Выбрать главу

Кондитерская Вольфа и Беранже располагалась вблизи квартиры Пушкина. Павел Смагин вызвался пойти и навести справки о здоровье раненого поэта. Было уже десять часов. Вернувшись, он сказал, что доктора подают надежду, хотя положение Пушкина тяжелое — он ранен в живот... Смагин видел там Жуковского и Вяземского, к Пушкину проходили какие-то неизвестные ему господа, но его дальше прихожей не пустили, как и других посторонних. Возле дома образовалась толпа. Двери кондитерской то и дело открывались, на улице выстроилась вереница саней. В разных углах кондитерской встревоженно гудели кучки посетителей. Ежеминутно слышалось имя Пушкина.

Дантес ухаживал за женой Пушкина, первой красавицей Петербурга. Пушкин ревновал... Для заезжего гостя он был просто камер-юнкером и некрасивым мужем прелестной женщины. Дамы высшего света находили ревность Пушкина смешной и осуждали его за это... Никого не интересовал его поэтический гений, его стихи, его «Современник». Каждая минута приносила Лермонтову новые подробности о том, как Пушкин противостоял «свету». Свет играл им — его чувствами, его честью. Ему послали по почте «диплом рогоносца»... Лермонтов сидел, положив сжатые кулаки на стол. Он слушал и ничего не мог сказать, не мог разомкнуть стиснутые зубы. Глаза его были пронзительно-страшны. Ему не нужен был весь ворох подробностей — в немногом он увидел все. Он замер в напряженном ожидании — выживет ли Пушкин.

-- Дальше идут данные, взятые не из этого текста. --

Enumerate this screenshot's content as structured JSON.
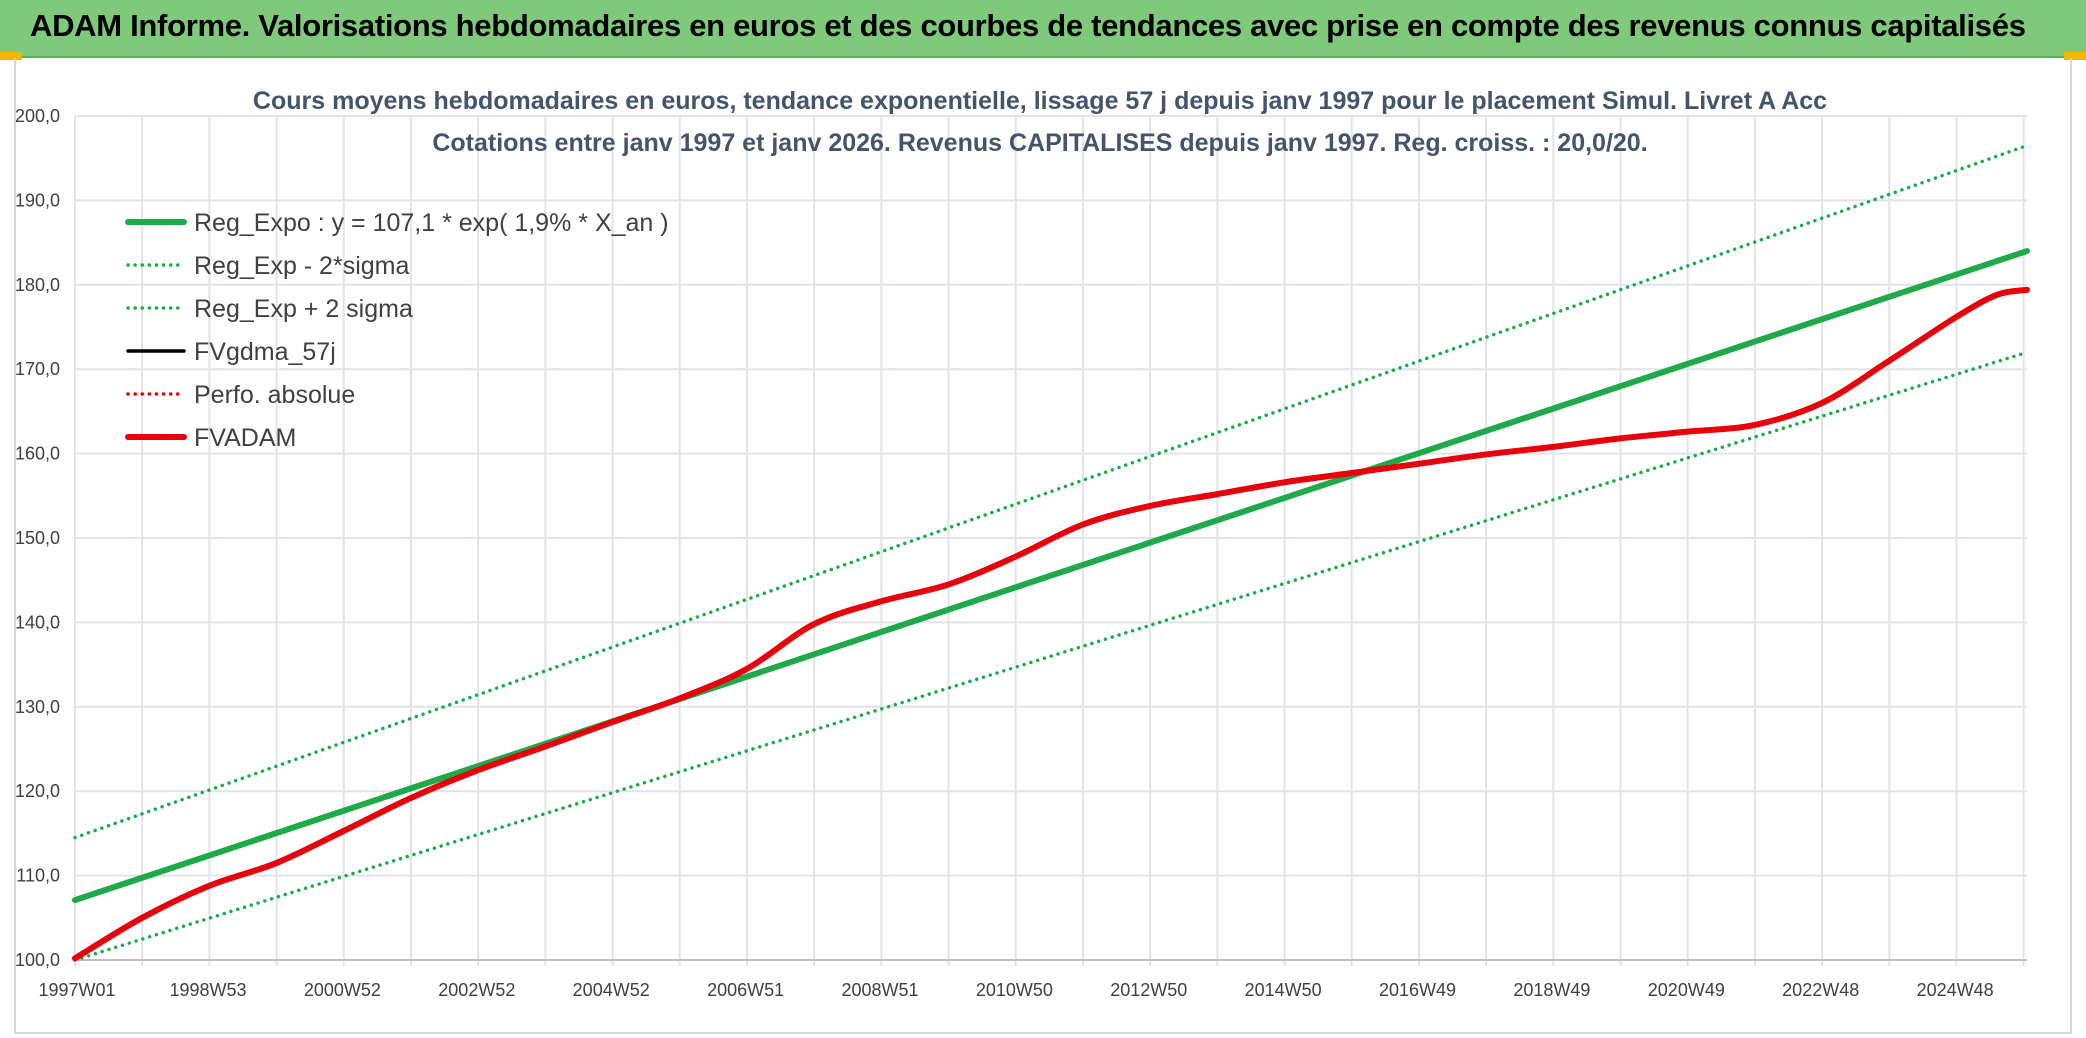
{
  "banner": {
    "title": "ADAM Informe. Valorisations hebdomadaires en euros et des courbes de tendances avec prise en compte des revenus connus capitalisés"
  },
  "colors": {
    "banner_bg": "#7fc97a",
    "trend_green": "#1faa4a",
    "adam_red": "#e8000b",
    "grid": "#e0e4e8",
    "corner_accent": "#f2b705"
  },
  "chart_data": {
    "type": "line",
    "title_lines": [
      "Cours moyens hebdomadaires en euros, tendance exponentielle, lissage 57 j depuis janv 1997 pour le placement Simul. Livret A Acc",
      "Cotations entre janv 1997 et janv 2026. Revenus CAPITALISES depuis janv 1997. Reg. croiss. : 20,0/20."
    ],
    "xlabel": "",
    "ylabel": "",
    "x_tick_labels": [
      "1997W01",
      "1998W53",
      "2000W52",
      "2002W52",
      "2004W52",
      "2006W51",
      "2008W51",
      "2010W50",
      "2012W50",
      "2014W50",
      "2016W49",
      "2018W49",
      "2020W49",
      "2022W48",
      "2024W48"
    ],
    "xlim": [
      1997.0,
      2026.05
    ],
    "ylim": [
      100,
      200
    ],
    "y_ticks": [
      100,
      110,
      120,
      130,
      140,
      150,
      160,
      170,
      180,
      190,
      200
    ],
    "y_tick_labels": [
      "100,0",
      "110,0",
      "120,0",
      "130,0",
      "140,0",
      "150,0",
      "160,0",
      "170,0",
      "180,0",
      "190,0",
      "200,0"
    ],
    "grid": true,
    "legend_position": "top-left",
    "legend": [
      {
        "label": "Reg_Expo : y = 107,1 * exp( 1,9% *  X_an )",
        "color": "#1faa4a",
        "style": "solid-thick"
      },
      {
        "label": "Reg_Exp - 2*sigma",
        "color": "#1faa4a",
        "style": "dotted"
      },
      {
        "label": "Reg_Exp + 2 sigma",
        "color": "#1faa4a",
        "style": "dotted"
      },
      {
        "label": "FVgdma_57j",
        "color": "#000000",
        "style": "solid"
      },
      {
        "label": "Perfo. absolue",
        "color": "#e8000b",
        "style": "dotted"
      },
      {
        "label": "FVADAM",
        "color": "#e8000b",
        "style": "solid-thick"
      }
    ],
    "series": [
      {
        "name": "Reg_Expo : y = 107,1 * exp( 1,9% *  X_an )",
        "x": [
          1997.0,
          2026.05
        ],
        "values": [
          107.1,
          184.0
        ]
      },
      {
        "name": "Reg_Exp - 2*sigma",
        "x": [
          1997.0,
          2026.05
        ],
        "values": [
          100.0,
          172.0
        ]
      },
      {
        "name": "Reg_Exp + 2 sigma",
        "x": [
          1997.0,
          2026.05
        ],
        "values": [
          114.5,
          196.5
        ]
      },
      {
        "name": "FVADAM",
        "x": [
          1997.0,
          1998.0,
          1999.0,
          2000.0,
          2001.0,
          2002.0,
          2003.0,
          2004.0,
          2005.0,
          2006.0,
          2007.0,
          2008.0,
          2009.0,
          2010.0,
          2011.0,
          2012.0,
          2013.0,
          2014.0,
          2015.0,
          2016.0,
          2017.0,
          2018.0,
          2019.0,
          2020.0,
          2021.0,
          2022.0,
          2023.0,
          2024.0,
          2025.0,
          2025.6,
          2026.05
        ],
        "values": [
          100.2,
          105.0,
          108.8,
          111.5,
          115.3,
          119.2,
          122.5,
          125.3,
          128.2,
          131.0,
          134.5,
          139.8,
          142.5,
          144.5,
          147.8,
          151.6,
          153.8,
          155.2,
          156.6,
          157.7,
          158.8,
          159.9,
          160.8,
          161.8,
          162.6,
          163.4,
          166.0,
          171.0,
          176.2,
          178.8,
          179.4
        ]
      }
    ]
  }
}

На другой день к Лермонтову зашел Краевский. В его рассказах снова замелькали имена врагов Пушкина, прежде всего графини Нессельроде, дочери грабителя России графа Гурьева (прежнего министра финансов), а теперь жены отвратительного немца, сделавшегося благодаря своему тестю министром иностранных дел. Она ненавидела Пушкина. За что? Да за эпиграммы и острые слова на счет ее отца, на ее счет... А ведь она при механизме высшего света — часовщик, она заводит пружину и, когда нужно, переводит стрелки. Она покровительствовала Дантесу, именно благодаря ей он стал в свете своим.

Краевский рассказал также историю странной женитьбы Дантеса на свояченице Пушкина, сестре его жены... Об еще более подлом и беззастенчивом поведении Дантеса после этой свадьбы, чем до нее, — он преследовал на балах жену Пушкина, компрометируя ее страстными взглядами и казарменными любезностями и давая понять, что он женился на ее сестре затем, чтобы быть ближе к ней. Теперь Дантес еще более в моде — высший свет ему сочувствует, оправдывает: как же, ведь он не мог поступить иначе; его вынудили выйти к барьеру. Он ранен в руку и контужен в грудь. Карьера его в России прервана — в лучшем случае он должен будет покинуть ее. Но ведь не отечество покинет этот искатель счастья! У него три отечества и два имени... Второе имя — от приемного отца, барона Геккерена, нидерландского посланника в Петербурге. «Фальшивая, гнусная личность этот Геккерен», — коротко добавил Краевский.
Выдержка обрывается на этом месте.